Sources with knowledge of the situation reporting exclusively to FightNights.com say Wilder's team was insulted by the "bogus" offer, and have "nothing to say."
Wilder promoter Lou DiBella would not confirm the existence of the offer, but did not deny it.
So far, the undefeated Wilder (40-0, 39 KO's), 32, of Tuscaloosa, Alabama, has not explicitly commented on these reports. However, he may have been hinting about the deal in an Instagram post Tuesday afternoon.
"It’s obvious at this point 40-0 w/39ko’s they don’t want no smoke," Wilder said, likely referring to Joshua and Hearn.
"At some point in life a boy must detach his lips from mum nipples and become a man, I’m just saying."
The super fight could make anywhere from $80 to $100 million. That is just an estimate.
Let's say the bout makes $80 million. Based on our calculations, that is approximately an 85-15 split of the money. If the fight makes $100 million, which could be a bit of a stretch, but time will tell, that is closer to a 90-10 split.
The unbeaten Joshua won a third heavyweight title belt with his victory over Parker on March 31 in Cardiff, but his 100 percent knockout record was snapped, going the distance for the first time in his professional career. The bout did have its moments, but it was not the most scintillating affair.
Joshua-Parker had a peak audience of 379,000, which was less than Saturday's main event of a Showtime-televised tripleheader in Las Vegas, Erislandy Lara vs. Jarrett Hurd, which drew a peak audience of 521,000.

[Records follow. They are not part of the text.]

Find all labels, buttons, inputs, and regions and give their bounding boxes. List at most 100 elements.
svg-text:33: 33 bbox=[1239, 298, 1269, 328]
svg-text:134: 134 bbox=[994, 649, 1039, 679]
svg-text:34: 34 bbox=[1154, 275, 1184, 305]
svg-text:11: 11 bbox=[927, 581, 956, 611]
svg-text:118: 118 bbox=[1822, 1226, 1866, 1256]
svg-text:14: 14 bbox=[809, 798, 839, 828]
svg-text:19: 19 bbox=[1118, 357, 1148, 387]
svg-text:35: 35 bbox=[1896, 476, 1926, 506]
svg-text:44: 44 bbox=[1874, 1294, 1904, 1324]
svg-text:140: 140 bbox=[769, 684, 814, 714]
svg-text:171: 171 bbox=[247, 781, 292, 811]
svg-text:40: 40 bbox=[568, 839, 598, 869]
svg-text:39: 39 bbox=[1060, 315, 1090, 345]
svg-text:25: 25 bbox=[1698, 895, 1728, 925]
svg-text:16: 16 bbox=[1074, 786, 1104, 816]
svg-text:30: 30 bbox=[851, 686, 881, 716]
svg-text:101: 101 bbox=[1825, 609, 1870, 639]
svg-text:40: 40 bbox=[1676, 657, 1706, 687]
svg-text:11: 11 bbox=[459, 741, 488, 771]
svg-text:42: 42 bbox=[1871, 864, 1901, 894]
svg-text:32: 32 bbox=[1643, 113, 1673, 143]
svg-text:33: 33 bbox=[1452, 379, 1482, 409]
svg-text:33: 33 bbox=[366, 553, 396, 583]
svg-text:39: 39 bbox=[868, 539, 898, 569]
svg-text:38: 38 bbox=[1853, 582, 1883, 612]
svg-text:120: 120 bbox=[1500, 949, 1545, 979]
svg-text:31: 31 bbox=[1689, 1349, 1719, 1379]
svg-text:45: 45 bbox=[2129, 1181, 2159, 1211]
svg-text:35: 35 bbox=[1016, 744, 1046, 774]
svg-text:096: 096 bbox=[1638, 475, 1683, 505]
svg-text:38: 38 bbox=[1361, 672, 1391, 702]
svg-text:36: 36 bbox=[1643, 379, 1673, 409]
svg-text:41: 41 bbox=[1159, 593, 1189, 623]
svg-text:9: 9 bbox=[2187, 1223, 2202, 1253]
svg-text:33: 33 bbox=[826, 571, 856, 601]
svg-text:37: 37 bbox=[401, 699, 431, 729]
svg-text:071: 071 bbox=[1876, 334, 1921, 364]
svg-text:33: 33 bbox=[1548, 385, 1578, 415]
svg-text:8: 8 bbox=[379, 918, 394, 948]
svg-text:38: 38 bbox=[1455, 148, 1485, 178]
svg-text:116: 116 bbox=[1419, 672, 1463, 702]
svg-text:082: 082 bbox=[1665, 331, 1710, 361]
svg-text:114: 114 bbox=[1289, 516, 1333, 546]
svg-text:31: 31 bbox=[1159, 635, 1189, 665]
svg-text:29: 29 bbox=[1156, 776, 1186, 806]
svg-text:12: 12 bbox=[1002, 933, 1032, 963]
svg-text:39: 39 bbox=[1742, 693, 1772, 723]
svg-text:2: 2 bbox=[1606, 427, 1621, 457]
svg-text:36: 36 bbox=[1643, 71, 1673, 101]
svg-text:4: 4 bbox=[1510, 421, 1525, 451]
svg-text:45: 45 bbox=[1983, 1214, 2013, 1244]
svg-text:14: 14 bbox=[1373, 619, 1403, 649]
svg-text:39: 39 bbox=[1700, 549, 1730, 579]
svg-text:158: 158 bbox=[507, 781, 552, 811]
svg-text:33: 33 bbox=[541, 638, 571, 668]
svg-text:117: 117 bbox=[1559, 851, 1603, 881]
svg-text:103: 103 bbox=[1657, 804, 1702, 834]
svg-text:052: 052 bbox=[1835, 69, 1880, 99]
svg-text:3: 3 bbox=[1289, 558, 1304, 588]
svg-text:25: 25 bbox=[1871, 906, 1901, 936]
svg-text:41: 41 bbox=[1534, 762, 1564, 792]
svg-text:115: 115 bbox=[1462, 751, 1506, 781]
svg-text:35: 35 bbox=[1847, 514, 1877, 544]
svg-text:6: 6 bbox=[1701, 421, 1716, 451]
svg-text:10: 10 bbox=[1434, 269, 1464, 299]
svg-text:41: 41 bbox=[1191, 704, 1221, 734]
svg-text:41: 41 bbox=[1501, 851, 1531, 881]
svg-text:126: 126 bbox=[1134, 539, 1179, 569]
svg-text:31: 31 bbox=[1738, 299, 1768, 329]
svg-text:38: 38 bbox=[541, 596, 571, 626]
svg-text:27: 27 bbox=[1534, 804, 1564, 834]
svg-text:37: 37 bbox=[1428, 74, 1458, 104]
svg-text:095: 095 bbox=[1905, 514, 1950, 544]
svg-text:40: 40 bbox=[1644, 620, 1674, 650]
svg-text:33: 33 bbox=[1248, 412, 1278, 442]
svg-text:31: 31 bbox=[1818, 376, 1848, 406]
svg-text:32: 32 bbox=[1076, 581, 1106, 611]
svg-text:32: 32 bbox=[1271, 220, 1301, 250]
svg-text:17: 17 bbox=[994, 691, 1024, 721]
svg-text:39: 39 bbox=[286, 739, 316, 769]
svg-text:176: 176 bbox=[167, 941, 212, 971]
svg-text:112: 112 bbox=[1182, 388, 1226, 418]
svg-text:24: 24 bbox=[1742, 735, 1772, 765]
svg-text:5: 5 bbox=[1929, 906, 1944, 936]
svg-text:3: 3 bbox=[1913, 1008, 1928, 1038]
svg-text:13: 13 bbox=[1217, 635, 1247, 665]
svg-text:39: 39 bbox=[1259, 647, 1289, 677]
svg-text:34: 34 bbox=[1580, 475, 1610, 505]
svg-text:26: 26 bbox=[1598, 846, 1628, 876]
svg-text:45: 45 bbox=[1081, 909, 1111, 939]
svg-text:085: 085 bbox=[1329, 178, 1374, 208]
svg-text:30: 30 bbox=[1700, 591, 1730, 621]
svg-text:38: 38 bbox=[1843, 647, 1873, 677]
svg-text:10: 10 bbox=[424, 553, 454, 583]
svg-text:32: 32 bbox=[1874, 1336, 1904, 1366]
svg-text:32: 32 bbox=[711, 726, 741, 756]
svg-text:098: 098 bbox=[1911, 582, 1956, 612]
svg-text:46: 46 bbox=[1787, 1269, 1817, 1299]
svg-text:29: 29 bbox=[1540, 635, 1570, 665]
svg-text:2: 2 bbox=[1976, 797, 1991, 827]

Wilder's last fight on March 3, an exhilarating 10th-round knockout of former interim titlist Luis Ortiz, had a peak audience of 1.2 million viewers. However, as far as live audience is concerned, the advantage belongs to Joshua. Over his last three fights, the 2012 Olympic gold medalist has averaged around 82,000 tickets sold.
Joshua is clearly the A-side, but an 85-15 split is a sign that Hearn is not serious about making the fight happen -- at least not yet. Keep in mind, middleweights Canelo Alvarez and Gennady Golovkin went through a similar episode prior to their September 2017 fight at T-Mobile Arena in Las Vegas. Golden Boy Promotions, who represents Canelo, offered GGG a flat fee, but Golovkin's management pushed for a 40 percent cut of the money.
Wilder has said he is willing to travel to the UK to square off against Joshua, but for 10 to 15 percent of the money? That is a slap in the face more than anything.
Sorry fans, but Joshua-Wilder is not happening anytime soon.
Sources tell FightNights.com that undefeated world title contender Jarrell "Big Baby" Miller (20-0-1, 18 KO's) could get a shot at Joshua in the near future. Miller is ranked the No. 3. contender by three different sanctioning bodies, including the WBA, IBF, and the WBO.